Categories
Children's portraits Tips/Tutorials

Tips for Photographing Children’s Parties

Make sure to shoot the key moments. (Canon 5D. EF 85mm f/1.8 lens at f/2.2. ISO 1600 1/250 sec -2/3 EV)

Parties would seem to be a great opportunity to take photographs of your children having fun. And it’s an event you want to capture for posterity – especially if it’s a birthday or other special occasion.

But capturing good images can be more difficult than you’d think. Fast-moving cake-fuelled children, indifferent light and lots of visual clutter all offer challenges.

Here are some tips for getting the most out of a children’s party

1) Don’t shoot from your normal height

Getting down to eye level with the children often produces better results than shooting down on them from the normal parent-view height.

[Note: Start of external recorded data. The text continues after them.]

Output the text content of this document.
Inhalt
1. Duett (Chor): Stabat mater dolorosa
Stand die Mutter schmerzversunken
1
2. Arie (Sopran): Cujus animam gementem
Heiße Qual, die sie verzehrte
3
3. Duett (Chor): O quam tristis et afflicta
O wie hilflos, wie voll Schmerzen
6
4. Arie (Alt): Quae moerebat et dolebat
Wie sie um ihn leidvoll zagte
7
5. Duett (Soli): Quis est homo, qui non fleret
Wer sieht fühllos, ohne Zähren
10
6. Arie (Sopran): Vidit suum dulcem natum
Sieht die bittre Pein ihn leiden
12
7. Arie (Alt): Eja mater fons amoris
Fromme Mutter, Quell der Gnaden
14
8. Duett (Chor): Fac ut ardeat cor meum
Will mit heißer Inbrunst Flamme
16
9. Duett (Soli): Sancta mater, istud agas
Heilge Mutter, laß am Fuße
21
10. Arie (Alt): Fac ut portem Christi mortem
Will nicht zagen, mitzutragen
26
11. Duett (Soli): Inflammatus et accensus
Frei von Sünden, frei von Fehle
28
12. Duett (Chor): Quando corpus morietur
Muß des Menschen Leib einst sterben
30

The pictures are more involving and you don’t just see the tops of little heads.

Alternatively, shooting from directly above, or way down low can also produce some interesting results

Changing the angle can produce an interesting version of a classic party event.

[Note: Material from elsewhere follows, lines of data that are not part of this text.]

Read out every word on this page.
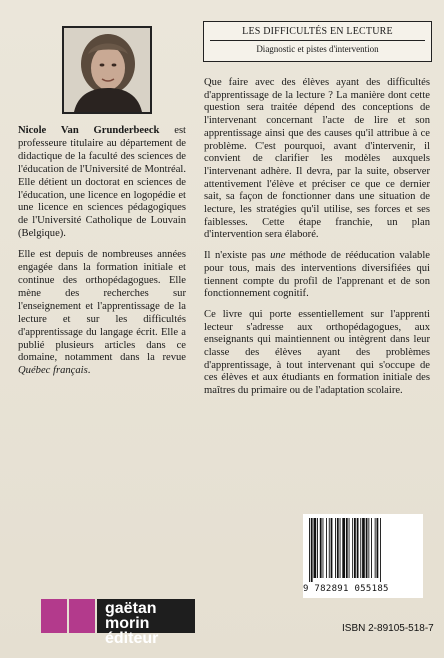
LES DIFFICULTÉS EN LECTURE
Diagnostic et pistes d'intervention

Nicole Van Grunderbeeck est professeure titulaire au département de didactique de la faculté des sciences de l'éducation de l'Université de Montréal. Elle détient un doctorat en sciences de l'éducation, une licence en logopédie et une licence en sciences pédagogiques de l'Université Catholique de Louvain (Belgique).

Elle est depuis de nombreuses années engagée dans la formation initiale et continue des orthopédagogues. Elle mène des recherches sur l'enseignement et l'apprentissage de la lecture et sur les difficultés d'apprentissage du langage écrit. Elle a publié plusieurs articles dans ce domaine, notamment dans la revue Québec français.

Que faire avec des élèves ayant des difficultés d'apprentissage de la lecture ? La manière dont cette question sera traitée dépend des conceptions de l'intervenant concernant l'acte de lire et son apprentissage ainsi que des causes qu'il attribue à ce problème. C'est pourquoi, avant d'intervenir, il convient de clarifier les modèles auxquels l'intervenant adhère. Il devra, par la suite, observer attentivement l'élève et préciser ce que ce dernier sait, sa façon de fonctionner dans une situation de lecture, les stratégies qu'il utilise, ses forces et ses faiblesses. Cette étape franchie, un plan d'intervention sera élaboré.

Il n'existe pas une méthode de rééducation valable pour tous, mais des interventions diversifiées qui tiennent compte du profil de l'apprenant et de son fonctionnement cognitif.

Ce livre qui porte essentiellement sur l'apprenti lecteur s'adresse aux orthopédagogues, aux enseignants qui maintiennent ou intègrent dans leur classe des élèves ayant des problèmes d'apprentissage, à tout intervenant qui s'occupe de ces élèves et aux étudiants en formation initiale des maîtres du primaire ou de l'adaptation scolaire.

9 782891 055185
gaëtan morin
éditeur
ISBN 2-89105-518-7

2) Mix up the type of shots

I mainly shoot candid shots of the children with a reasonably long lens (most often a prime 85mm f/1.8 on a full-frame camera), but even with a single prime lens it’s worth looking for a range of shots.

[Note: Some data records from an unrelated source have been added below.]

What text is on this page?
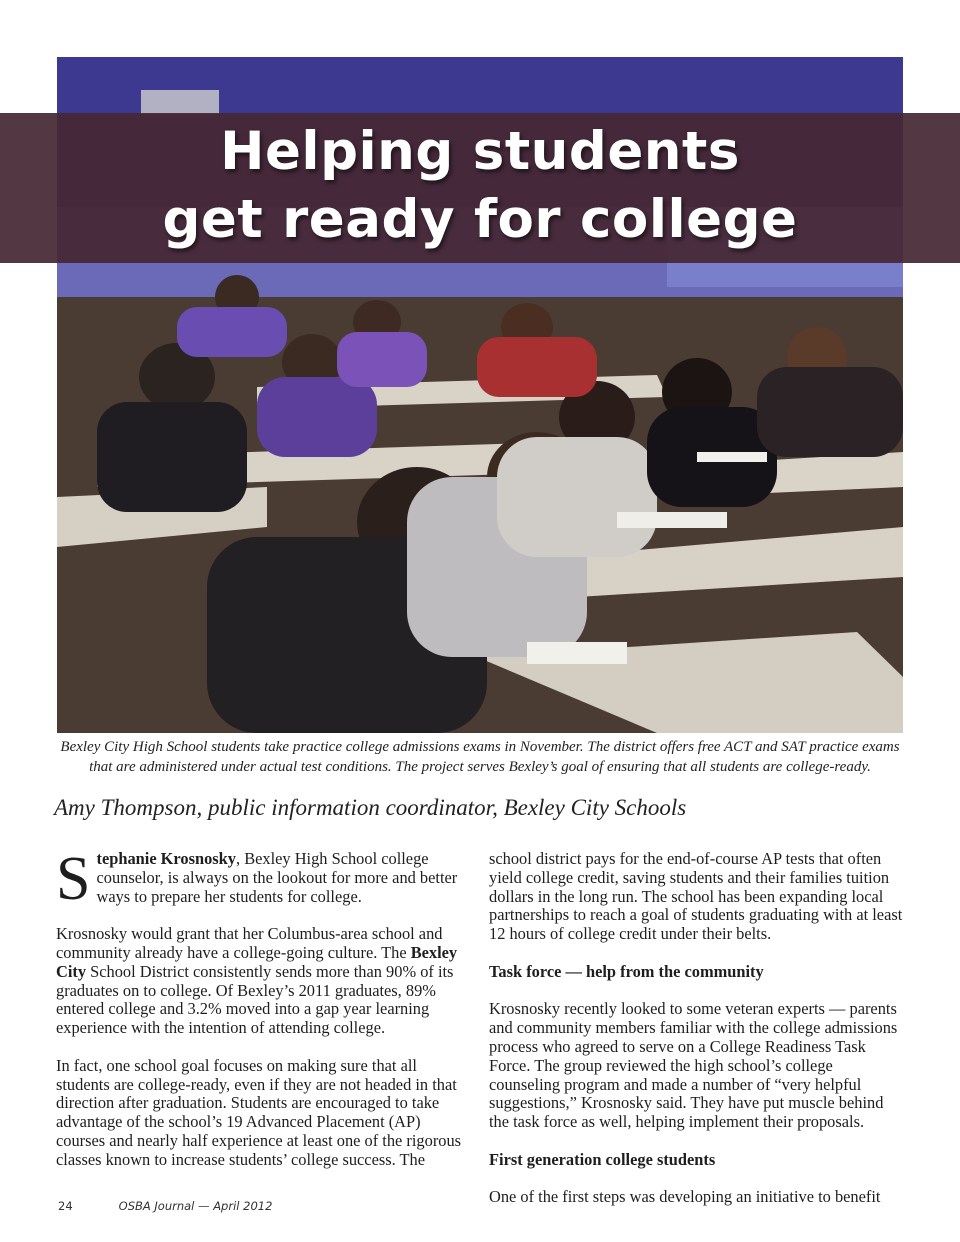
Helping students
get ready for college
Bexley City High School students take practice college admissions exams in November. The district offers free ACT and SAT practice exams that are administered under actual test conditions. The project serves Bexley’s goal of ensuring that all students are college-ready.
Amy Thompson, public information coordinator, Bexley City Schools

Stephanie Krosnosky, Bexley High School college counselor, is always on the lookout for more and better ways to prepare her students for college.

Krosnosky would grant that her Columbus-area school and community already have a college-going culture. The Bexley City School District consistently sends more than 90% of its graduates on to college. Of Bexley’s 2011 graduates, 89% entered college and 3.2% moved into a gap year learning experience with the intention of attending college.

In fact, one school goal focuses on making sure that all students are college-ready, even if they are not headed in that direction after graduation. Students are encouraged to take advantage of the school’s 19 Advanced Placement (AP) courses and nearly half experience at least one of the rigorous classes known to increase students’ college success. The

school district pays for the end-of-course AP tests that often yield college credit, saving students and their families tuition dollars in the long run. The school has been expanding local partnerships to reach a goal of students graduating with at least 12 hours of college credit under their belts.

Task force — help from the community

Krosnosky recently looked to some veteran experts — parents and community members familiar with the college admissions process who agreed to serve on a College Readiness Task Force. The group reviewed the high school’s college counseling program and made a number of “very helpful suggestions,” Krosnosky said. They have put muscle behind the task force as well, helping implement their proposals.

First generation college students

One of the first steps was developing an initiative to benefit

24	OSBA Journal — April 2012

The cake, the pile of presents and other details will help set the scene, as will wider shots of the room and bunches of kids.

The key is to imagine you’re telling the story of the party through your series of photographs – what images would you need to explain it someone who wasn’t there?

Don't forget to shoot some details that help tell the story of the party.

You can often get some of the details before too many people arrive, when you’ve got more time. Before and after shots of the scene of the party can also work well – especially if there’s a piñata and lots of wrapping paper involved.

3) Remember whose party it is

Especially if it’s your own child’s party, don’t forget that they’re the ones who should have the most attention paid to them photographically. I speak from hard experience on this one. At one of my daughter’s birthday parties I took roughly an equal amount of photographs of everyone there, just shooting whatever appealed to me.

As it turned out, not many of the shots of my daughter turned out to be that great, which was unfortunate but also ridiculous on my part – whatever else you photograph, make sure you have plenty of good shots of the child whose party it is.

4) Shoot the key moments

You’ll probably spend most of your time getting candid shots of everyone enjoying themselves, but there will also be some must-have moments, like the birthday boy blowing out the candles, or the attacks on the defenceless piñata. If it’s not your party, check with the hosts about what’s planned so you don’t miss the important elements.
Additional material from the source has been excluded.